No, you will not get a job—not because, like Kafka’s mouse, you went in the “wrong” direction, but because today’s academic job market is a “market” in the sense that one stall selling fiddlehead ferns in the middle of a strip mall is a “farmer’s market.” In the place of actual jobs are adjunct positions: benefit-free, office-free academic servitude in which you will earn $18,000 a year for the rest of your life.

But how did this happen? Colleges and universities have more students than ever—and charge higher tuition than ever—so whence the humanities professorship amid all the resort-like luxury dormitories and gleaming student centers? Is the humanities professorship extinct because at this very second, thousands of parents of wide-eyed college freshmen are discouraging them from taking literature, philosophy, foreign languages or history (the disciplines that comprised a college education in its entirety for thousands of years, but whatever), even though quite unlike humanities Ph.D.s, humanities B.A. degrees are actually among the most hirable? Or is it, as Rosenbaum and others have suggested, that the overproduction of obtuse torrents of jargon has caused my profession to hasten its own irrelevance?

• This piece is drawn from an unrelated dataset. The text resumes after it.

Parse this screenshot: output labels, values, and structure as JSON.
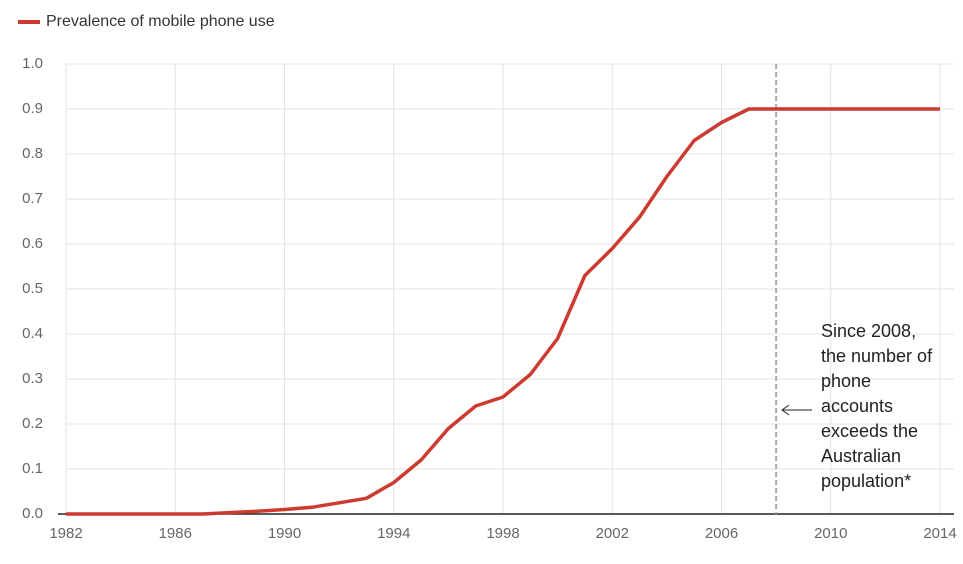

Who cares? None of this will be sorted out in the five to 10 years it takes you to get a Ph.D. So don’t. Sure, you may be drawn to the advanced study of literature like my late grandmother to her three daily packs of Kools—but in the 1950s, smokers didn’t know any better. In 2005 when I began my own Ph.D., I should have known better, but I didn’t. Now that you know better, will you listen? Or will you think that somehow you can beat odds that would be ludicrous in any other context?

Look, smarty-pants, let me put this in overcomplicated language you can understand: Ludwig Wittgenstein concluded his Tractatus Logico-Philosophicus by proclaiming that anyone who “understood” the work would know to discard everything in it after reading it, to “throw away the ladder” after reaching the top, as it were. But with academia, you don’t need to put yourself through five to 10 years of the hardest work you will ever do, followed by four years (and counting) of rejection and dejection, simply to conclude that the experience was ill-advised. When it comes to graduate school, you should just chuck the ladder before you try to climb it. You’ve only got to run the other way.